Holly Sugar Corp v. Johanns, Mike

437 F.3d 1210, 369 U.S. App. D.C. 358, 2006 U.S. App. LEXIS 2894, 2006 WL 276945
CourtCourt of Appeals for the D.C. Circuit
DecidedFebruary 7, 2006
Docket05-5067
StatusPublished
Cited by5 cases

This text of 437 F.3d 1210 (Holly Sugar Corp v. Johanns, Mike) is published on Counsel Stack Legal Research, covering Court of Appeals for the D.C. Circuit primary law. Counsel Stack provides free access to over 12 million legal documents including statutes, case law, regulations, and constitutions.

Bluebook
Holly Sugar Corp v. Johanns, Mike, 437 F.3d 1210, 369 U.S. App. D.C. 358, 2006 U.S. App. LEXIS 2894, 2006 WL 276945 (D.C. Cir. 2006).

Opinion

TATEL, Circuit Judge.

Appellees, a group of sugar processors, receive sugar loans from the federal government. Until 1996, interest rates for all agricultural commodity loans, including sugar, were set by regulations promulgated by the agency charged with administering the loans, the Commodity Credit Corporation (CCC). In that year, however, Congress set the rate by statute, increasing it by one percentage point over the regulatory rate. Six years later, in 2002, Congress exempted sugar from the statutory rate, but the CCC kept the rate the same. Believing that the 2002 statute required a lower interest rate, the sugar processors filed suit, and the district court ordered the CCC to reduce the rate. We reverse. Nothing in the 2002 statute sets an interest rate. Instead, it merely restores the CCC’s rate-setting authority.

I.

The Commodity Credit Corporation runs the nation’s “sugar program.” 7 U.S.C. § 7272 (creating sugar program); id. § 7991(a) (assigning it to the CCC). Federal loans to sugar processors form the core of this program. For example, the statute provides that “[t]he Secretary shall make loans available to processors of domestically grown sugarcane at a rate equal to 18 cents per pound for raw cane sugar.” Id. § 7272(a); see also id. § 7272(b) (analogous language for refined beet sugar with rate 'at “22.9 cents per pound”). Secured by sugar produced by the processors, these loans are nonrecourse, id. § 7272(e)(1), meaning that if the processors default, the government’s only remedy is to foreclose on the sugar. See 7 C.F.R. § 1435.105(b). Thus, if the price of raw cane sugar falls below 18 cents per pound, the processors simply default on the loan, .in essence selling their sugar to the government.

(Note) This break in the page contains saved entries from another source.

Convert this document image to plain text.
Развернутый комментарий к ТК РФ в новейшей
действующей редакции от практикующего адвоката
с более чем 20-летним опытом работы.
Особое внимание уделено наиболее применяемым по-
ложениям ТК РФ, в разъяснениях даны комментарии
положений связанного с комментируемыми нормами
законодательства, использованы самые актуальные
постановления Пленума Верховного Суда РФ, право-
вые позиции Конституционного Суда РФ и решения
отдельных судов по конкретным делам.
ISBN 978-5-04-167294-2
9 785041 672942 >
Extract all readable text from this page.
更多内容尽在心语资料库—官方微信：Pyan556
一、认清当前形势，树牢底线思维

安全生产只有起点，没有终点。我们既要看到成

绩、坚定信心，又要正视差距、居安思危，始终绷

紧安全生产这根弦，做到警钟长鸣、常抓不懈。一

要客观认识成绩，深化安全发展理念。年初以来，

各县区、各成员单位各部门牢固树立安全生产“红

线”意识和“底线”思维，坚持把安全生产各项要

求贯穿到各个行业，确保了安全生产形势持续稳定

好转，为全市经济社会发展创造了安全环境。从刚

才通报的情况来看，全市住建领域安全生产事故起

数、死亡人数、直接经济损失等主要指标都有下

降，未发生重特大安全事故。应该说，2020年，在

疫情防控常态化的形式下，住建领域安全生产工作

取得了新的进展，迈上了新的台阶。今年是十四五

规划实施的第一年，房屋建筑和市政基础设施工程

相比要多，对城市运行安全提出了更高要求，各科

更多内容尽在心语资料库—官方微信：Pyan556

For many years, the statute remained silent on the interest rate for these loans, and the CCC set the interest rate for each loan individually. In 1988, a CCC regulation set a uniform rate for all agricultural loans at “the rate of interest charged by the U.S. Treasury for funds borrowed by CCC.” Price Support Loans and Purchases, Production Adjustment Programs, and Other Operations, 53 Fed.Reg. 47,658, 47,659 (Nov. 25, 1988) (codified as amended at 7 C.F.R. § 1405.1). The CCC issued this regulation under its statutory authority to “make such loans ... as are necessary in the conduct of its business,” 15 U.S.C. § 714b(Z), and to “[sjupport the prices of agricultural commodities through loans, purchases, payments, and other operations,” id. § 714c(a).

*1212 So things remained until the Federal Agriculture Improvement and Reform Act of 1996 (FAIR), which, for the first time, set the interest rate by statute:

Notwithstanding any other provision of law, the monthly Commodity Credit Corporation interest rate applicable to loans provided for agricultural commodities by the Corporation shall be 100 basis points greater than the rate determined under the applicable interest rate formula in effect on October 1, 1995.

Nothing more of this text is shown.